Former University of Dresden professor of romance languages, Viktor Klemperer—dismissed from his post for being Jewish in 1935 and who only survived his time in Germany due to being married to a prominent German woman—collected a list of terms employed in everyday speech by the Nazis, which he discussed in his book, LTI – Lingua Tertii Imperii, published in English as The language of the Third Reich. In this work, Klemperer contends that the Nazis offered the German Linguistic communication itself, a servant to their ideology through its repetitive use, eventually permeating the very "flesh and blood" of its people. whether it was sunny and pleasant, it was forwarded as "Hitler weather" for instance, or if you failed to comply with Nazi ideals of racial and social conformity, you were "switched off."

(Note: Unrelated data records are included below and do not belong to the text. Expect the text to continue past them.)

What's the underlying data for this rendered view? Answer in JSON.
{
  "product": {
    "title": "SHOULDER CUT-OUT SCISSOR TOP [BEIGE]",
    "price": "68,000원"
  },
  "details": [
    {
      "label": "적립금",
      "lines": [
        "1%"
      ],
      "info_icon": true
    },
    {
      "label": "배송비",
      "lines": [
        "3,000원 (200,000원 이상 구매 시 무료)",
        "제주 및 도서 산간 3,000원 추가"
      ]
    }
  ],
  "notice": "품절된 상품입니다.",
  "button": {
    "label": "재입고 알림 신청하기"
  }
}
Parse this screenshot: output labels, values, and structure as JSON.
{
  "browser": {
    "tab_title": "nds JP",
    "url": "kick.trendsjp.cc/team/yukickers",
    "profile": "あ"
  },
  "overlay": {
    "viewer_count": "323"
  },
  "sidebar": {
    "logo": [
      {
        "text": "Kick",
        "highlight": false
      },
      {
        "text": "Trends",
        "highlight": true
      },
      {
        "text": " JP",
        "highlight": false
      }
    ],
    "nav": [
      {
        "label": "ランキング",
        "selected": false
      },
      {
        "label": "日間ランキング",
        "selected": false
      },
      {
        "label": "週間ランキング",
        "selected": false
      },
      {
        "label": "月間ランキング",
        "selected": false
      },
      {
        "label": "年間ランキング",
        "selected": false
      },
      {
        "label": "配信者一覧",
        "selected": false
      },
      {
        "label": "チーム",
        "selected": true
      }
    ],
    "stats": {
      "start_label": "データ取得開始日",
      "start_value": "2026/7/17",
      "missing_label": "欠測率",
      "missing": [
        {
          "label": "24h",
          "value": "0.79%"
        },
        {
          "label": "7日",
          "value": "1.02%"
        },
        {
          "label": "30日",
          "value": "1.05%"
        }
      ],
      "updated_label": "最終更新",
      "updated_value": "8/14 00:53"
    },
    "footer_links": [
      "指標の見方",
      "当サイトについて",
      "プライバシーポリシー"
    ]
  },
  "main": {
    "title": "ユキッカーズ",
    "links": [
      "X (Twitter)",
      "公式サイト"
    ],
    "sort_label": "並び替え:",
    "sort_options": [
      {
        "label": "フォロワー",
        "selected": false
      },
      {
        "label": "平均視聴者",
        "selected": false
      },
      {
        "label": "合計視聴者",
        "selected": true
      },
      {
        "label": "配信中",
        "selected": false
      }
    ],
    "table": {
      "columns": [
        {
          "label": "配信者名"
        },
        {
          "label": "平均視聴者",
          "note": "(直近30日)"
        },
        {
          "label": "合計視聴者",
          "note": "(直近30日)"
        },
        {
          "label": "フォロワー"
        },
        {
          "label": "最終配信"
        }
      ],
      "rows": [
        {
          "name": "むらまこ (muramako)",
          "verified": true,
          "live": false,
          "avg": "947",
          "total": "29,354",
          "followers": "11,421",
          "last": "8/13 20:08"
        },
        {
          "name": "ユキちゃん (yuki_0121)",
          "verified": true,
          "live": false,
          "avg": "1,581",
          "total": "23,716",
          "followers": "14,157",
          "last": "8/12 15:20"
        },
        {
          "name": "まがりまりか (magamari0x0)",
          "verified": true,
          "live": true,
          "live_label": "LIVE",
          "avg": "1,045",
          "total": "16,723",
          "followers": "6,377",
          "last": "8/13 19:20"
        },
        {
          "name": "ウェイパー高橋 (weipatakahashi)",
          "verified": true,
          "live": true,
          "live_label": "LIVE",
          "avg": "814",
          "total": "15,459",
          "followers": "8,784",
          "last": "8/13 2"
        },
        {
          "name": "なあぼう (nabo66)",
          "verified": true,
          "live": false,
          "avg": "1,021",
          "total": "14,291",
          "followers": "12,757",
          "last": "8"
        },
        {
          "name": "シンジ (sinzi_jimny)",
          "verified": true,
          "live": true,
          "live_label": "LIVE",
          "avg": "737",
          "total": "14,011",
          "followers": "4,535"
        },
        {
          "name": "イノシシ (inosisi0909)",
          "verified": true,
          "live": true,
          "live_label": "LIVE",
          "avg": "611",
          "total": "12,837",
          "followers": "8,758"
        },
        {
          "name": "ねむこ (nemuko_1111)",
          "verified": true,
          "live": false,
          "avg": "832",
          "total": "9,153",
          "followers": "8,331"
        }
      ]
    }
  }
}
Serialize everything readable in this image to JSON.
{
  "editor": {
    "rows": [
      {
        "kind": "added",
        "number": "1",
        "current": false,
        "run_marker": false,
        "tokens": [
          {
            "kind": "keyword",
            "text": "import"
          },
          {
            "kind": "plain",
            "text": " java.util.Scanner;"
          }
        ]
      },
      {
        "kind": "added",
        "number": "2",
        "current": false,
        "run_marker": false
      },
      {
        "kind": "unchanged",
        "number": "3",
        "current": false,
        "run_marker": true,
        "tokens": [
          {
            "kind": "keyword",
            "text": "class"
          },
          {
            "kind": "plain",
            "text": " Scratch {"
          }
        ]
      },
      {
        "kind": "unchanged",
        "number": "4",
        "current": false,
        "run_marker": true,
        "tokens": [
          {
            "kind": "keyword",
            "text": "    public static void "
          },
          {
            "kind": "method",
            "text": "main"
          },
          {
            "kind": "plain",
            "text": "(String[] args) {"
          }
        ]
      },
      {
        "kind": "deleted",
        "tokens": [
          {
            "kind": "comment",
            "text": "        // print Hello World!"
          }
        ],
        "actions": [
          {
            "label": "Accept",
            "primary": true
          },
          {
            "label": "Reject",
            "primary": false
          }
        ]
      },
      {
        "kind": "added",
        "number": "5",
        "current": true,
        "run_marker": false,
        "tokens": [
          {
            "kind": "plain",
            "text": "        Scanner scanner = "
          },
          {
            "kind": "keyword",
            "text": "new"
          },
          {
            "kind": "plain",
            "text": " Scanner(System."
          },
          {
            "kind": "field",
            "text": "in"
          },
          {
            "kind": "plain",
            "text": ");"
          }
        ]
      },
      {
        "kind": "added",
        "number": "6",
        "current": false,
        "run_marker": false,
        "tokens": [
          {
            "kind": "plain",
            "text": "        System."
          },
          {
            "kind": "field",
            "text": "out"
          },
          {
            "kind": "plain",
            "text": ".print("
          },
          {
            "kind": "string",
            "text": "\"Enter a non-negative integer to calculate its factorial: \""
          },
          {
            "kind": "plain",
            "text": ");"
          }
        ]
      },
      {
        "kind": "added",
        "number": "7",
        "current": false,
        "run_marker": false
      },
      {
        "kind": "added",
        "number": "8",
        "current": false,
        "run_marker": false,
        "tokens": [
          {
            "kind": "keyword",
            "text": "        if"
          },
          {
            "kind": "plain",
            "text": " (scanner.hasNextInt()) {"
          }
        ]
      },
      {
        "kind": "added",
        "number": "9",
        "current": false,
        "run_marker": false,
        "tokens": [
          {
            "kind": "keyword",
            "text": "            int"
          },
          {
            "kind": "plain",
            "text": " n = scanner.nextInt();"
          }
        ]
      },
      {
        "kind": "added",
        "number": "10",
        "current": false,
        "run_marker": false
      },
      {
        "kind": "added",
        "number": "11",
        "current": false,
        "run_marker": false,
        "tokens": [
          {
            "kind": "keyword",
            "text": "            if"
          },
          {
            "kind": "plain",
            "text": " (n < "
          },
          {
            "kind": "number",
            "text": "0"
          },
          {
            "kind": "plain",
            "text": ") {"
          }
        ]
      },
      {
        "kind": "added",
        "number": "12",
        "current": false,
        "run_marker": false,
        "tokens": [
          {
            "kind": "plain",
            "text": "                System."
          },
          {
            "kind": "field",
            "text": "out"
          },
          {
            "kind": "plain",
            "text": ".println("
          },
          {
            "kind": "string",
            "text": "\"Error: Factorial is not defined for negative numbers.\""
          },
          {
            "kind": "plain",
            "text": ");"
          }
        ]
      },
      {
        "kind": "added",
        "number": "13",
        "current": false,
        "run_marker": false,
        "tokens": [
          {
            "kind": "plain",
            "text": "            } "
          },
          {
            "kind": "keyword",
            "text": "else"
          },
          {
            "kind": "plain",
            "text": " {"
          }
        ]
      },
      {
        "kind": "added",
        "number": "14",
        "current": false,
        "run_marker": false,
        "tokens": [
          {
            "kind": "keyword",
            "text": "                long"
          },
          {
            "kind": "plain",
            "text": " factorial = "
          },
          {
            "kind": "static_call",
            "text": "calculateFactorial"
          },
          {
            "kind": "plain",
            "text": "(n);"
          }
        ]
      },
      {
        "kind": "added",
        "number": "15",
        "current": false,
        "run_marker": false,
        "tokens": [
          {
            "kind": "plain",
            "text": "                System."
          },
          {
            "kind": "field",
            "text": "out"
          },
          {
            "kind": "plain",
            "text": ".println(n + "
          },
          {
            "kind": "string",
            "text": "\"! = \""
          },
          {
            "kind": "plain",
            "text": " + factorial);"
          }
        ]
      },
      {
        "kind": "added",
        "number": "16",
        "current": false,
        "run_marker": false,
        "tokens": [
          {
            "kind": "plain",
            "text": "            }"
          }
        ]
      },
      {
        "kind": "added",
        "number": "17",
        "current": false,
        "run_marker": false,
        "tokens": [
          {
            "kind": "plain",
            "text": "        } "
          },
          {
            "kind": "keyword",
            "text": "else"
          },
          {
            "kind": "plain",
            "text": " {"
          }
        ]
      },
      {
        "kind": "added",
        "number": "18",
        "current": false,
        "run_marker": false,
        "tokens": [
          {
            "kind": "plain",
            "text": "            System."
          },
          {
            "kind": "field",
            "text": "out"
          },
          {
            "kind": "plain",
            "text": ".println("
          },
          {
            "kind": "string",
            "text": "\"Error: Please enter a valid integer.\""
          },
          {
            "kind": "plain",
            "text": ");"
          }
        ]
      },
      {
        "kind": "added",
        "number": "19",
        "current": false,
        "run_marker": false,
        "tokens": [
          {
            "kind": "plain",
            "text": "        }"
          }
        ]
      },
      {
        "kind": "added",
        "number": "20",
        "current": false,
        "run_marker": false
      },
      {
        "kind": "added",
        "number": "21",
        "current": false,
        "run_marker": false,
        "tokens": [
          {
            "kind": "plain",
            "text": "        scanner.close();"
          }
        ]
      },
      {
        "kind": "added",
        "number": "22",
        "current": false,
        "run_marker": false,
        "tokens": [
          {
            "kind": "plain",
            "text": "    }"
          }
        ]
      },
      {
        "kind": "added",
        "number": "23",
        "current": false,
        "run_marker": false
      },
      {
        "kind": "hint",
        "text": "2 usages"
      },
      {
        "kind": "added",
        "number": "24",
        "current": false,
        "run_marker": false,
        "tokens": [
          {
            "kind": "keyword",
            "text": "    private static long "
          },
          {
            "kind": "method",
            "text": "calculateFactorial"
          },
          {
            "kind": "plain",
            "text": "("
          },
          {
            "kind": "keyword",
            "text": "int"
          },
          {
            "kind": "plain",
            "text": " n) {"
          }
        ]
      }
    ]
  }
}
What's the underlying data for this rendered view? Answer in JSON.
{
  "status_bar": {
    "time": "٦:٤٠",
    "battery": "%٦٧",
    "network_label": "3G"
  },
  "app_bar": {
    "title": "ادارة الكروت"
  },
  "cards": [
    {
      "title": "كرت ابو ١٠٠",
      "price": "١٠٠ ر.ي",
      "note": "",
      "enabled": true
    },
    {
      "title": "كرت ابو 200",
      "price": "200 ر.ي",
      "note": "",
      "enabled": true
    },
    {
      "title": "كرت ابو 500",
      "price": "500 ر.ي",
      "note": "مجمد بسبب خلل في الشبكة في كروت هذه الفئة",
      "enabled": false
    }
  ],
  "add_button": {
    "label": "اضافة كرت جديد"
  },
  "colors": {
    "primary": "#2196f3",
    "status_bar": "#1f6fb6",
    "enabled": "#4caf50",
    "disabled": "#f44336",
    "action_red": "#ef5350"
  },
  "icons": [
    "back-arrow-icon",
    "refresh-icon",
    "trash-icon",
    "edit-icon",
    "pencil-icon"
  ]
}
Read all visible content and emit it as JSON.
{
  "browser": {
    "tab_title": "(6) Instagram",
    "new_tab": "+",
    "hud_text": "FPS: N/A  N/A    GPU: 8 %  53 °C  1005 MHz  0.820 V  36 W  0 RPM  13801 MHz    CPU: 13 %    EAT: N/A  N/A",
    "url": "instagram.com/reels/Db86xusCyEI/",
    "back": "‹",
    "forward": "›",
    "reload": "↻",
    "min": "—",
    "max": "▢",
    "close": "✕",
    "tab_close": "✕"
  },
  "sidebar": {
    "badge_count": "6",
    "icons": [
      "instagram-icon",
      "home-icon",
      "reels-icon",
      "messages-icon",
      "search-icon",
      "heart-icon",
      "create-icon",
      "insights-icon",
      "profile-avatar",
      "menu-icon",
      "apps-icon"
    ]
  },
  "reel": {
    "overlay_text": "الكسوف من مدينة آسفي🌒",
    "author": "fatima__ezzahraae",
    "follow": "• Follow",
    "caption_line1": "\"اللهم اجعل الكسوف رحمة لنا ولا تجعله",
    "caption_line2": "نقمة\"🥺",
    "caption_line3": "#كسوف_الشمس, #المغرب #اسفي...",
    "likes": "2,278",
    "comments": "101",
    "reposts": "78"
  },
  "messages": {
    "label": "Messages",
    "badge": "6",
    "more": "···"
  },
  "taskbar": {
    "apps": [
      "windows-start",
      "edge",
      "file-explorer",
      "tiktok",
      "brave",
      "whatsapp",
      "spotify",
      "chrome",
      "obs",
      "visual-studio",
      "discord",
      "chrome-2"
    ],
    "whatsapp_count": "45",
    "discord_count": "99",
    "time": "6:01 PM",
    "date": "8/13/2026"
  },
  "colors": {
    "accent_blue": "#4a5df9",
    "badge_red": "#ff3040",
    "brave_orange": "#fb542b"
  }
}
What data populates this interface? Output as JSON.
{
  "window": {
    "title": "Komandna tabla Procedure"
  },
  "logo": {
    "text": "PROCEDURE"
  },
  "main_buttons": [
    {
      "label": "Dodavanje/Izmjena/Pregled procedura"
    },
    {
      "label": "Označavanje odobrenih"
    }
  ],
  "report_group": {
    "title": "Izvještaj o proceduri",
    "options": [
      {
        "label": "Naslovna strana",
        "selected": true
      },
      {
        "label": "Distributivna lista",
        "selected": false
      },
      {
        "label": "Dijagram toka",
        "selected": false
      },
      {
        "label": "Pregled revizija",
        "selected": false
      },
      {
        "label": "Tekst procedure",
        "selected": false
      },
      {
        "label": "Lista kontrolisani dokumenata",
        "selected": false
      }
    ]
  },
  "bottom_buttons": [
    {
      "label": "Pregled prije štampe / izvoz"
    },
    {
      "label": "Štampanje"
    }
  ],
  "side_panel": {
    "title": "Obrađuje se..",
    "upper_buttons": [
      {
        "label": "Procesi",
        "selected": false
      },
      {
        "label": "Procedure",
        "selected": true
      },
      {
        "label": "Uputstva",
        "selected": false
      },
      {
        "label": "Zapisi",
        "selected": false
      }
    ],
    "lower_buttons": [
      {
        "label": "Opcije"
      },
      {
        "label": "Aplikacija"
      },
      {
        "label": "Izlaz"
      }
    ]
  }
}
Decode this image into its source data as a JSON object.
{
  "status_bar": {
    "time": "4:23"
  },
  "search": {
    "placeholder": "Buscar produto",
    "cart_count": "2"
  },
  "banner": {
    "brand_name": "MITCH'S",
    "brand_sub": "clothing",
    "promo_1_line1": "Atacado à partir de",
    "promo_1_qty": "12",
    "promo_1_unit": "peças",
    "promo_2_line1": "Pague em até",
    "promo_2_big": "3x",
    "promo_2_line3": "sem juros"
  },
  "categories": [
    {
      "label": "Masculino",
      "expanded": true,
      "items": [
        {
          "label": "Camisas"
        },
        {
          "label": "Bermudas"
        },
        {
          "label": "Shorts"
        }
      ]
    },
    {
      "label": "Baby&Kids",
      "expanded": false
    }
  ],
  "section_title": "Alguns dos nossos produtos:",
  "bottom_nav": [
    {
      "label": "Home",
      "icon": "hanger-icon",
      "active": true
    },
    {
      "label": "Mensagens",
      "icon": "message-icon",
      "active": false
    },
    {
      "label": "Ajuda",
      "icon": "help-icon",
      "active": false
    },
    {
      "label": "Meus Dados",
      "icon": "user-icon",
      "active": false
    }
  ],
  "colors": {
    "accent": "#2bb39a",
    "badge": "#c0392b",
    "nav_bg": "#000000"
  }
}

When the blatant emphasis of racial hatred of others seemed toan impasse in the school system, through radio broadcasts, or on film reels, the overseers of Nazi propaganda switched to strategies that focused more on togetherness and the "we-consciousness" of the collective Volk, but the mandates of Nazi "coordination" remained: pay homage to the Führer, expel all foreigners, sacrifice for the German people, and welcome future challenges. While greater German social and economic unity was exposed through the Gleichschaltung initiatives of the regime, it was at the expense of individuality and to the social detriment of any nonconformist; and worse—it contributed to and reinforced the social and racial exclusion of anyone deemed an enemy by National Socialist doctrine. The Nazi or "synchronization" of German society—along with a series of Nazi legislation—was element and parcel to Jewish economic disenfranchisement, the violence against political opposition, the creation of concentration camps, the Nuremberg Laws, the establishment of a racial , the seeking of , and the violent mass waste of human life deemed somehow less valuable by the National Socialist government of Germany.